In a book that emphasizes the full humanity of these individuals, that speaks the imagined truths of their lives but also gives weight and breath to their imagined hopes and dreams, the atrocity of slavery is represented first and foremost by that purchase price accompanying every portrait. These are human beings who are owned, who are “appraised” and assigned a dollar value like cotton or cattle.

The first-person narrative for each individual provides some of the details of her or his life as Bryan imagines it. Peggy is a cook in the Big House. She remembers her village being raided, her father being killed, being captured along with her mother and surviving the journey to America that many others did not. She is not only a cook, but a healer, and wanders the estate gathering herbs.

For each subject Bryan offers a second poem, a dream poem, and an accompanying painting that breaks free of all formality and sobriety in a vibrant, joyful scene. In “Peggy dreams,” Peggy reflects on her given name. She was Mariama before she came to America, which means “Gift of God.” She finds joy in relieving the suffering of her fellow slaves. “Mrs.
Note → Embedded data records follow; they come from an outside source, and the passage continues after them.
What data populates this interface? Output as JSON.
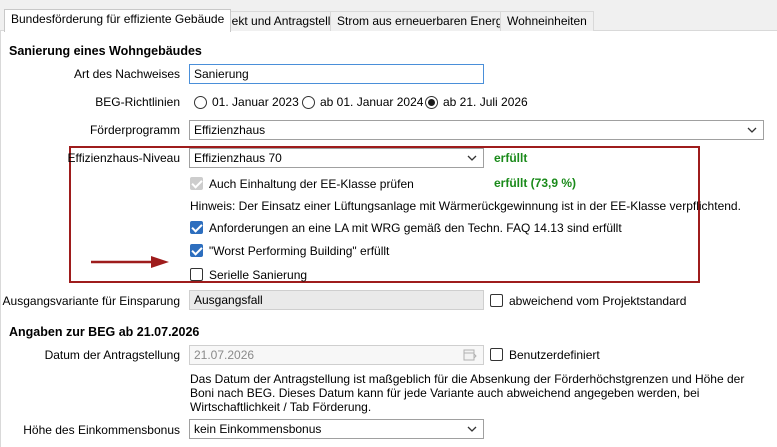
{
  "tabs": [
    {
      "label": "Bundesförderung für effiziente Gebäude",
      "active": true
    },
    {
      "label": "Objekt und Antragsteller",
      "active": false
    },
    {
      "label": "Strom aus erneuerbaren Energien",
      "active": false
    },
    {
      "label": "Wohneinheiten",
      "active": false
    }
  ],
  "section1": {
    "title": "Sanierung eines Wohngebäudes",
    "art_label": "Art des Nachweises",
    "art_value": "Sanierung",
    "beg_label": "BEG-Richtlinien",
    "beg_options": [
      "01. Januar 2023",
      "ab 01. Januar 2024",
      "ab 21. Juli 2026"
    ],
    "beg_selected": "ab 21. Juli 2026",
    "foerder_label": "Förderprogramm",
    "foerder_value": "Effizienzhaus",
    "eh_label": "Effizienzhaus-Niveau",
    "eh_value": "Effizienzhaus 70",
    "eh_status": "erfüllt",
    "ee_label": "Auch Einhaltung der EE-Klasse prüfen",
    "ee_status": "erfüllt (73,9 %)",
    "hinweis": "Hinweis: Der Einsatz einer Lüftungsanlage mit Wärmerückgewinnung ist in der EE-Klasse verpflichtend.",
    "la_label": "Anforderungen an eine LA mit WRG gemäß den Techn. FAQ 14.13 sind erfüllt",
    "wpb_label": "\"Worst Performing Building\" erfüllt",
    "seriell_label": "Serielle Sanierung",
    "ausgang_label": "Ausgangsvariante für Einsparung",
    "ausgang_value": "Ausgangsfall",
    "abweichend_label": "abweichend vom Projektstandard"
  },
  "section2": {
    "title": "Angaben zur BEG ab 21.07.2026",
    "datum_label": "Datum der Antragstellung",
    "datum_value": "21.07.2026",
    "benutzer_label": "Benutzerdefiniert",
    "info": "Das Datum der Antragstellung ist maßgeblich für die Absenkung der Förderhöchstgrenzen und Höhe der Boni nach BEG. Dieses Datum kann für jede Variante auch abweichend angegeben werden, bei Wirtschaftlichkeit / Tab Förderung.",
    "bonus_label": "Höhe des Einkommensbonus",
    "bonus_value": "kein Einkommensbonus"
  },
  "colors": {
    "accent": "#2d6ebe",
    "ok": "#1a8a1a",
    "highlight": "#9e1c1c"
  },
  "icons": [
    "chevron-down-icon",
    "calendar-icon",
    "arrow-right-icon"
  ]
}
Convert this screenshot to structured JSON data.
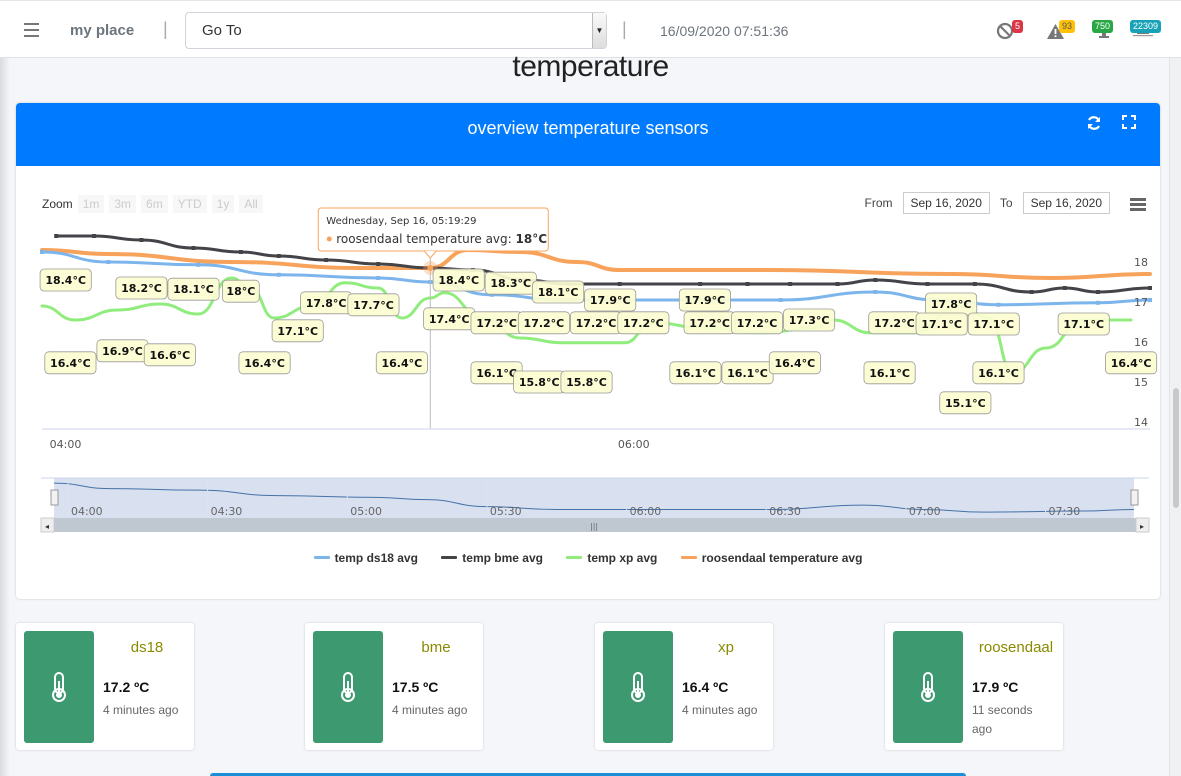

Fairchilds's dinner guests / praise my cooking. / The praise, however, / that touches my heart / is to hear the slaves / call me Herb Doctor.”

“Bacus, age 34” ($250) is a blacksmith. He’s married to “Charlotte, age 30,” a basketmaker, and they have a daughter, “Dora, age 8,” with whom Charlotte is being sold ($400). Bacus knows of slave insurrections, has studied the stars and thought about running, wondering if all three of them can make it to safety. But he’s worried now about being sold and separated from his family. Charlotte learned how to weave as a child in Africa. Now the owners profit from her skill. She knows she and Bacus could earn enough to live in freedom if they can escape. Their daughter is “Dora” to the owners, but Charlotte and Bacus call her “Akua, Sweet Messenger.” When Charlotte is busy weaving, others in their community help care for Dora.

In “Bacus dreams,” the blacksmith tells how every strike of his hammer against hot metal is an outlet for his anger, a blow for justice. In “Charlotte dreams,” she speaks of her artistry as a means of self-discovery. In both dream poems the speakers note the distance and difference between how their owners see them, and who they are.

Enslavement weighs heavily on these individuals as Bryan imagines them—of course it does. The psychic brutality of slavery is at the foundation of this work. But what rises from its pages are eleven vibrant lives: people with history and hopes, dreams and drive, talent and tenderness. So, too, does a glimpse at the connections and community that help sustain them. 

The institution of slavery sought to erase the humanity of those who were enslaved. Ashley Bryan brings that humanity into full relief here, because while there is no way of knowing what these individuals truly hoped and dreamed or who and what they loved, hoping and dreaming and loving is simply and profoundly part of what it means to be human.